O Ceia, diz Soares, foi desenhado para juntar esforços do setor público e do privado. “Começamos, em 2019, como uma parceria entre a Universidade Federal de Goiás [UFG] e a Fundação de Amparo à Pesquisa do Estado de Goiás, e, desde então, a gente tem ocupado um espaço bastante relevante, eu acredito que somos o maior grupo de pesquisa inovadora da América Latina.”

O grupo de pesquisa atua com assistência tecnológica no desenvolvimento de projetos financiados por investimento de risco em mais de 60 empresas. “Já ajudamos a viabilizar produtos que chegam a mais de 90 milhões de pessoas só aqui no Brasil”, diz Soares.

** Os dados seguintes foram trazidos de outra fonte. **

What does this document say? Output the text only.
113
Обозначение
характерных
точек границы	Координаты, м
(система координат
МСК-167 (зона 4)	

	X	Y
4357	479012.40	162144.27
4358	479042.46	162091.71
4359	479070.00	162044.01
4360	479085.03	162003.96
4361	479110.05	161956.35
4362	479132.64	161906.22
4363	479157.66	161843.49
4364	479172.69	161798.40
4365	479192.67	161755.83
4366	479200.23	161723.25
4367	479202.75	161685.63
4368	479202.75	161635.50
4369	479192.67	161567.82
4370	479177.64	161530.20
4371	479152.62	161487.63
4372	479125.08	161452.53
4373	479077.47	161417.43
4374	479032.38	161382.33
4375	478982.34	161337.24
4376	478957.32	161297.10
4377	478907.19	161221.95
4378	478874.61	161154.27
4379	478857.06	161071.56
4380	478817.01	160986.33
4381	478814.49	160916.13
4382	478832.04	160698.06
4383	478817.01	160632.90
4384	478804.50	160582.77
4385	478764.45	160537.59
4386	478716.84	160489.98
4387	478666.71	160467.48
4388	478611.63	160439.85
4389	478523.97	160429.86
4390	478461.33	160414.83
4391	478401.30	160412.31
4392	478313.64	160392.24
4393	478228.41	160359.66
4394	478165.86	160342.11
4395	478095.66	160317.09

De acordo com o engenheiro da computação, são soluções que servem grupos de comunicação, do setor financeiro, e que ficam atrás das telas, nos bastidores das grandes marcas.

O público também vê resultados. A UFG formou a primeira turma do bacharelado em inteligência artificial em 2020. Em 2025, o processo seletivo para entrar no curso apresentou a nota de corte mais alta da universidade, acima até de medicina.

O reconhecimento do trabalho levou a UFG a se tornar também a primeira instituição brasileira a receber o programa NVIDIA AI Nation, uma iniciativa global para ajudar governos a implementar estratégias nacionais de IA.

A parceria visa a apoiar pesquisadores, desenvolvedores e empreendedores locais a entender como a computação acelerada, com superchips, pode treinar e implantar modelos de IA. Trata-se da principal iniciativa social da Nvidia, de acordo com o diretor da big tech para a América Latina, Márcio Aguiar.

Os supercomputadores da empresa permitem realizar cálculos e processamentos de dados em velocidade e escala muito superiores aos computadores convencionais, o que permite o desenvolvimento de ferramentas que seriam impossíveis de tirar do papel até há poucos anos.

“A ideia é impulsionar tanto a pesquisa acadêmica quanto projetos de inovação com parceiros industriais”, diz o executivo. “Isso coloca o mercado brasileiro em pé de igualdade com as grandes potências tecnológicas do mundo.”

Se por um lado, a iniciativa ajuda na criação de ferramentas de IA que podem ser úteis no crescimento econômico, na saúde pública e nos serviços públicos, por outro, expande o mercado da fabricante de chips para além dos principais mercados, como os Estados Unidos e a China.